LE GRAIN DE LA VOIX…
15 Mai 2012 , Rédigé par texte critique Publié dans #essais
Maden Dolar, philosophe, psychanalyste, fondateur de l’école de Lubljana, dont est issu Slavoj Žižek, spécialiste de Hegel et de psychanalyse, de musique, de cinéma, s’est intéressé dans son dernier essai aux métaphores de la Voix, telles qu’elles ont irriguées et irriguent encore nos sociétés occidentales.
A la voix du psychanalyste en tout premier lieu, silencieuse, aphone, qui ne dit rien et ne peut être dite, mais qui résonne comme un appel à répondre. A la voix qui sourd sous la parole, interpellation ratée souvent, autrui ne sachant jamais entendre complètement son adresse. Ou bien n’écoutant dans son grain qu’un autre son auquel je n’aurais pas pris garde et prenant à son esthétique une part inopportune. Mais écoutant peut-être ce qui seul importe, cette source que le sens abuse et qui ne se dissout jamais vraiment dans le sens que la voix est supposée se contenter de porter. Jamais neutre, la voix. Jamais blanche. Jamais clos sur lui-même, ce sens, ouvert à tous les vents par le grain de cette voix dont on ne sait trop dans quel être elle persiste.
Maden Dolar médite sur ce grain de la voix, une perturbation, commente-t-il, où s’origine le travail de l’analyste plus que celui du philosophe, mais que ce dernier ne tarde bientôt pas à rejoindre pour tenter une théorie, une théorie de la Voix, improbable et cependant incontournable, quand cette voix ne s’offre aussi à l’esprit que sous les espèces d’une perturbation de la pensée, de celle qu’un Walter Benjamin avait naguère ressentie, ainsi que Giorgio Agamben s’en étonna : "la recherche de la voix dans le langage, c’est cela la pensée ?"
Où donc la Voix s’effectuerait-elle ? En quel lieu de sens hors de la pensée ? Qu’est-ce qui la distinguerait des autres sons au demeurant, réfléchit Maden Dolar ? Son rapport au sens ? Mais tout ne fait-il pas sens dans la voix, y compris son grain ? La voix n’est-elle pas profondément récalcitrante à sa dissolution dans le sens ? Quel serait alors le sens de cette résistance ? Rendant l’énoncé possible, la voix ne s’y dissout jamais.
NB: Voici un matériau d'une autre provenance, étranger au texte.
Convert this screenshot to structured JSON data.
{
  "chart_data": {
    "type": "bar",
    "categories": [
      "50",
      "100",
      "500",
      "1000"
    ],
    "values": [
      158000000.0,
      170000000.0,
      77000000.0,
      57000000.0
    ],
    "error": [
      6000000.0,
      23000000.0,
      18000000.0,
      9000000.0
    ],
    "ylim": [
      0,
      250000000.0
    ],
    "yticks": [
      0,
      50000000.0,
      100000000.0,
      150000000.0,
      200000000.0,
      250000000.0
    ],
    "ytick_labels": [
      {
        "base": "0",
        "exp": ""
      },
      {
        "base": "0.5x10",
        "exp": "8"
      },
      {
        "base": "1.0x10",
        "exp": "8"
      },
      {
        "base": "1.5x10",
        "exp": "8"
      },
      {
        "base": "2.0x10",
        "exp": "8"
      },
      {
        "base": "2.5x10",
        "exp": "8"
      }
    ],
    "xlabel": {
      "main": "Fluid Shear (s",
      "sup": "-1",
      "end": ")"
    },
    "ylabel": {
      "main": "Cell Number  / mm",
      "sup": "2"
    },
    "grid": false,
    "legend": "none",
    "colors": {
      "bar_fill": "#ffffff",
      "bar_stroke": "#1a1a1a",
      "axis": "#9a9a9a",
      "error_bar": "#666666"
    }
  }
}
Or, elle ne devrait en toute logique pas concourir à l’effet de signification, au risque de rendre cette signification plus obscure qu’elle ne l’est déjà bien souvent. Ça rate si souvent, parler. Est-ce faute d’un excès de langage ou bien faute de sens ? Et puis d’abord, le signifiant ne devrait-il pas posséder sa logique propre et ne découler que de cette seule logique ?
Mais qui osera ici affirmer que la science du langage est parvenue à se débarrasser de la Voix ? Que la charge dévolue par elle à la phonétique est une réussite ? Le phonème, dépourvu de substance, réductible à sa seule forme, quasi mathématique, survit-il longtemps à sa profération ? N’avoue-t-il pas, ou ne laisse-t-il pas échapper, sitôt éructé, tout un bazar de surplus qui vient en brouiller la logique ? La linguistique elle-même, n’a-t-elle pas fini par l’admettre, qui a voulu ensuite codifier ce surplus : la prosodie, l’intonation, la mélodie, comme s’il était possible de crypter la Voix et de la faire entrer dans la mathématique d’un système clos… Que le signifiant n’ait besoin de la Voix que comme support, nous en conviendrons tous. Mais convenez que cette opération ne cesse de produire des restes et des excédents : le timbre, l’accent, l’ironie, la détresse, toutes ces nuances qui ont gagné le registre linguistique sans parvenir à rabattre la voix sur ses seuls énoncés linguistiques…
Dolar, Une voix et rien d’autre, traduit de l’anglais par Christine vivier, éd. Nous, coll. Antiphilosophique, mars 2012, 270 pages, 22 euros, ean : 9782913549647.